20 Nov 2003
Scientists engineer a device that emits 1.3 mW at 290 nm, and another producing 0.4 mW at 275 nm.
Researchers at Sandia National Laboratories in the US say that they have demonstrated two record-breaking deep-UV semiconductor optical devices. The first produces 1.3 mW of output power at a wavelength of 290 nm, and the second produces 0.4 mW at 275 nm.
“Emission wavelengths of 275 to 290 nm with such high power outputs is a major breakthrough in UV LED development,” said Bob Biefeld, manager of Sandia's Chemical Processing Science department. “Only a handful of research groups around the world have come anywhere close.” Both devices emit light in continuous-wave mode under DC operation.
Sandia’s LEDs are based on a sapphire substrate with conductive layers of AlGaN. The more aluminum that is added to the semiconductor material, the shorter the output wavelength becomes, but with increasing aluminum content the material becomes much harder to grow and drive electrical current through. The mix that reached the 275 nm wavelength is around 50 percent aluminum.

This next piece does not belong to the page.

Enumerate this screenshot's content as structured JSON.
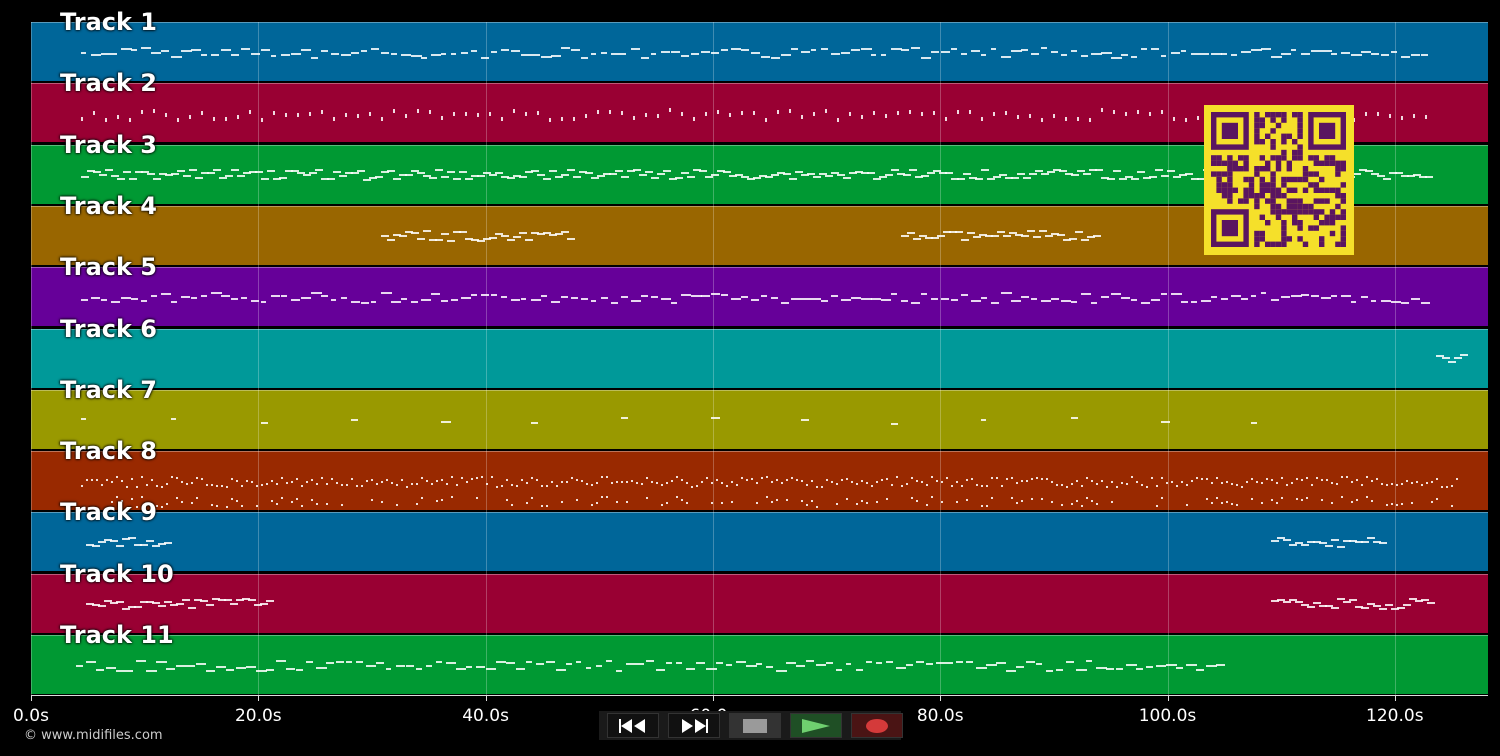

Also contributing to the advance, says Sandia, is a smart packaging technology that uses flip-chip geometry. Instead of the standard top-emitting LED, the LED die is flipped upside down and bonded onto a thermally conducting sub-mount. The finished LED is a bottom-emitting device that uses a transparent buffer layer and substrate.
Having the device emit light from the bottom serves two purposes, says Kate Bogart who together with Art Fischer developed the advanced packaging at Sandia.
“First, the light is two times brighter when the LEDs are in the flip-chip geometry, primarily because the light is not physically blocked by the opaque metal contacts on the top of the LED,” Bogart said.
“In addition, the flip-chip sub-mount pulls heat away from the device because we make it out of materials with high thermal conductivity. This improves efficiency levels with less energy getting converted to heat and more to light.”
According to Biefeld, another unique aspect of the device is that the high power output of 1.3 mW at 290 nm is obtained in a continuous-wave mode.
“That was a continuous wave power measurement under direct current operation, not a pulsed current measurement like other UV LED groups have reported,” he said.
Operating at the shorter UV wavelengths could lead to miniaturized devices that can detect biological agents, perform non-line-of-sight (NLOS) covert communications, purify water, cure polymers and other chemicals, and decontaminate equipment.
The LED devices are already being supplied to DARPA program participants making both non-line-of-sight communications and bio-sensor test beds.
Michael Hatcher is editor of Compound Semiconductor magazine.